I have two dataframes as follows:
data = {'First': [['First', 'value'],['second','value'],['third','value','is'],['fourth','value','is']],
'Second': ['noun','not noun','noun', 'not noun']}
df = pd.DataFrame (data, columns = ['First','Second'])
and
data2 = {'example': ['First value is important', 'second value is important too','it us good to know',
'Firstap is also good', 'aplsecond is very good']}
df2 = pd.DataFrame (data2, columns = ['example'])
and I have written the following code that would filter out the sentences from df2 if there is a match in df for the first word of the sentence, only if in the second column we have a match for the word 'noun'. so basically there are two conditions.
def checker():
result =[]
for l in df2.example:
df['first_unlist'] = [','.join(map(str, l)) for l in df.First]

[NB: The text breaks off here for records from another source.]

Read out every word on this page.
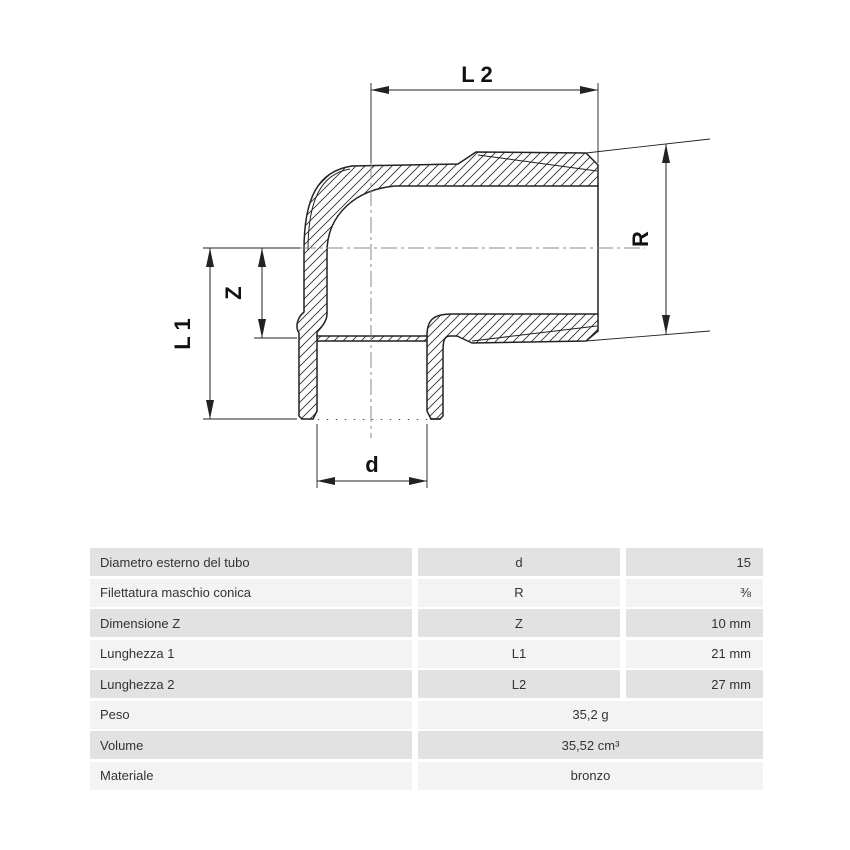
L 2
R
Z
L 1
d
Diametro esterno del tubo	d	15
Filettatura maschio conica	R	⅜
Dimensione Z	Z	10 mm
Lunghezza 1	L1	21 mm
Lunghezza 2	L2	27 mm
Peso	35,2 g
Volume	35,52 cm³
Materiale	bronzo
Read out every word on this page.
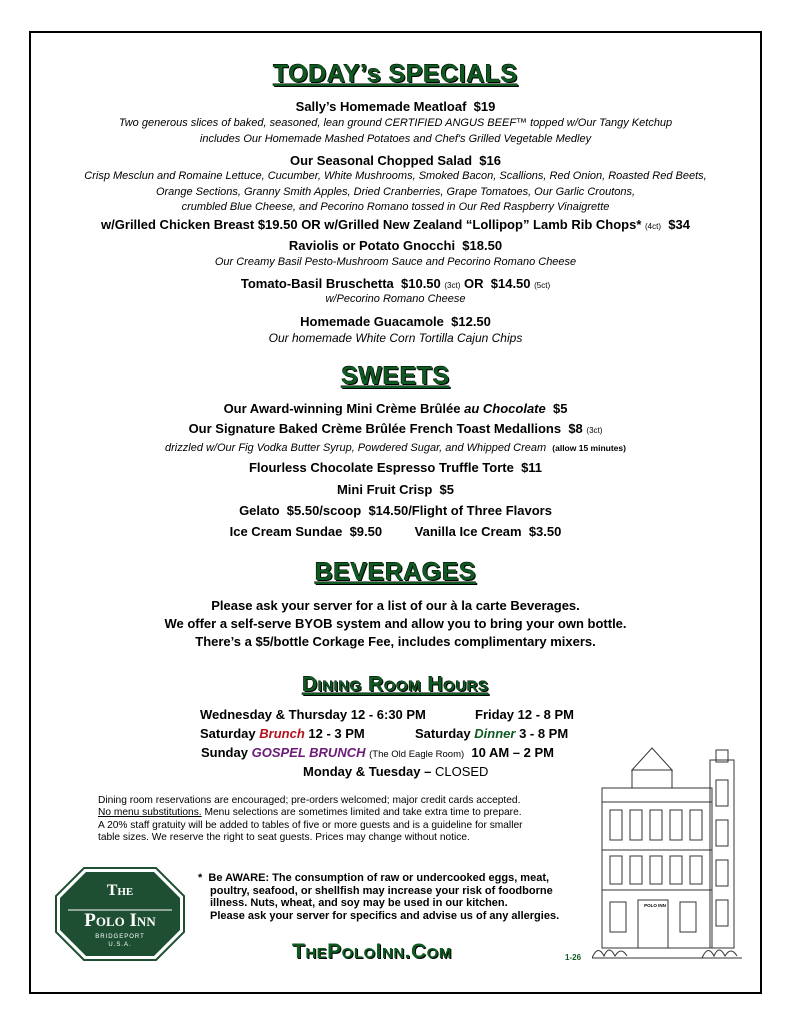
TODAY’s SPECIALS
Sally’s Homemade Meatloaf $19
Two generous slices of baked, seasoned, lean ground CERTIFIED ANGUS BEEF™ topped w/Our Tangy Ketchup
includes Our Homemade Mashed Potatoes and Chef's Grilled Vegetable Medley
Our Seasonal Chopped Salad $16
Crisp Mesclun and Romaine Lettuce, Cucumber, White Mushrooms, Smoked Bacon, Scallions, Red Onion, Roasted Red Beets,
Orange Sections, Granny Smith Apples, Dried Cranberries, Grape Tomatoes, Our Garlic Croutons,
crumbled Blue Cheese, and Pecorino Romano tossed in Our Red Raspberry Vinaigrette
w/Grilled Chicken Breast $19.50 OR w/Grilled New Zealand “Lollipop” Lamb Rib Chops* (4ct) $34
Raviolis or Potato Gnocchi $18.50
Our Creamy Basil Pesto-Mushroom Sauce and Pecorino Romano Cheese
Tomato-Basil Bruschetta $10.50 (3ct) OR $14.50 (5ct)
w/Pecorino Romano Cheese
Homemade Guacamole $12.50
Our homemade White Corn Tortilla Cajun Chips
SWEETS
Our Award-winning Mini Crème Brûlée au Chocolate $5
Our Signature Baked Crème Brûlée French Toast Medallions $8 (3ct)
drizzled w/Our Fig Vodka Butter Syrup, Powdered Sugar, and Whipped Cream (allow 15 minutes)
Flourless Chocolate Espresso Truffle Torte $11
Mini Fruit Crisp $5
Gelato $5.50/scoop $14.50/Flight of Three Flavors
Ice Cream Sundae $9.50	Vanilla Ice Cream $3.50
BEVERAGES
Please ask your server for a list of our à la carte Beverages.
We offer a self-serve BYOB system and allow you to bring your own bottle.
There’s a $5/bottle Corkage Fee, includes complimentary mixers.
Dining Room Hours
Wednesday & Thursday 12 - 6:30 PM	Friday 12 - 8 PM
Saturday Brunch 12 - 3 PM	Saturday Dinner 3 - 8 PM
Sunday GOSPEL BRUNCH (The Old Eagle Room) 10 AM – 2 PM
Monday & Tuesday – CLOSED
Dining room reservations are encouraged; pre-orders welcomed; major credit cards accepted.
No menu substitutions. Menu selections are sometimes limited and take extra time to prepare.
A 20% staff gratuity will be added to tables of five or more guests and is a guideline for smaller
table sizes. We reserve the right to seat guests. Prices may change without notice.
The
Polo Inn
BRIDGEPORT
U.S.A.
* Be AWARE: The consumption of raw or undercooked eggs, meat,
poultry, seafood, or shellfish may increase your risk of foodborne
illness. Nuts, wheat, and soy may be used in our kitchen.
Please ask your server for specifics and advise us of any allergies.
POLO INN
ThePoloInn.Com	1-26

if df.first_unlist.str.match(pat=l.split(' ', 1)[0]).any() and df.Second.str.match('noun').any():
result.append(l)
return result
however, i realized that i get ['First value is important', 'second value is important too'] as the output when I run the function, which shows that the second condition for 'noun' filter only does not work. so my desired output would be ['First value is important']. I have also tried .str.contains() and .eq() but I still got the same output
I would suggest filtering out df
before trying to match:
def checker():
result = []
for l in df2.example:
first_unlist = [x[0] for x in df.loc[df.Second == 'noun', 'First']
if l.split(' ')[0] in first_unlist:
result.append(l)
return result
checker()
['First value is important']